Prof. Dr. Özkan, rahim naklinin akabinde Derya Sert’in bebeğini kucağına almasının en büyük memnunlukları olduğunu kaydetti. Hayatta daima amaçlarının olduğuna değinen Prof. Dr. Özkan, “Özellikle araştırma sürecinde ülkemizin zayıf kaldığı kısımlarda bizlerin çalışması gerekiyor. Araştırma kısmında çok zayıfız maalesef. Araştırmaya önem vermemiz gerekiyor. Bizde yapılan süreçlerin sonraki gün sonucu alınmaya çalışılıyor. Lakin 5 sene sonra alınacak bir eserin sonucu insanlara pek tatmin edici gelmiyor. Araştırma kurumları biraz daha bunlara itina göstermeli, önem vermeli” dedi.
“Daha fazla dikkat edin”
Korona virüs sürecinde tüm nakillerde bir tedirginlik olduğunun altını çizen Prof. Dr. Ömer Özkan, “Haklı olarak var. Hayatını kaybeden, hayati organ nakli yapılmış beşerler var. Değişik kentlerde var, biz bunları arkadaşlarımızdan duyuyoruz. Fakat sağlıklı insanların da hayatını kaybettiğini düşünürsek bu süreçte herkesin önemli şekilde korunması gerekiyor. Organ nakli, doku nakli yapılan insanların ayrıyeten korunması gerekiyor. Zira bizi hastalıklardan koruyan bağışıklık sistemidir. Bağışıklık sistemini kısmen çökertiyoruz ki nakledilen dokuyu reddetmesin diye.
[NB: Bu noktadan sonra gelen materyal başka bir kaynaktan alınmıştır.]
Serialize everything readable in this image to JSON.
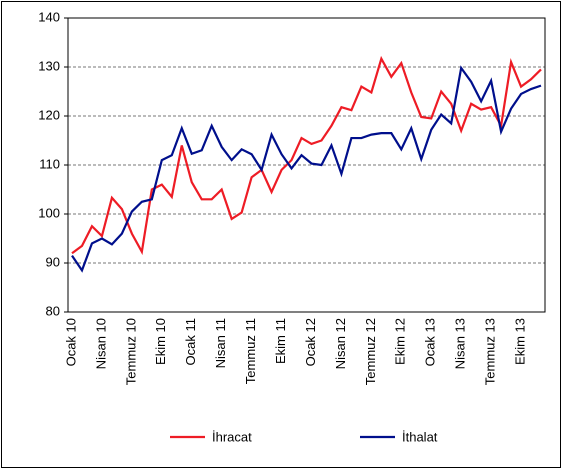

Bu durumda şayet biz korunmazsak hastalığı önemli şekilde geçireceğizdir. Şayet bunun üstesinden gelemezlerse hayatlarını kaybedeceklerdir. Bu dönemde herkes üzere onlar da dikkat edecek, hatta daha fazla dikkat edecek” diye konuştu.
“Maske takmak ağır bakımda olmaktan iyidir”
Nakil yaptığı hastalarıyla daima iletişim halinde olduğunu dile getiren Prof. Dr. Özkan, “Yedikleri, içtiklerine, bulundukları ortamda hayatlarına olağan olarak devam etsinler. İzolasyonuna dikkat etmeliler. Dünya olarak, ülke olarak zorlanıyoruz. Hayatımızı devam ettirelim. Aralıklar korunmuyor. Hayatımızı devam ettirelim, yan yana olmak zorunda değiliz. Maskeyi takmakta zorluk çekiyoruz. Maske takmak ağır bakımda olmaktan çok çok daha iyidir. Bunun farkına varalım. Hastalarımızda buna dikkat edelim. Hastalarımızda bugüne kadar bir sorun olmadı lakin bu olmayacağı manasına gelmez. Önlemimizi elden bırakmayalım” dedi.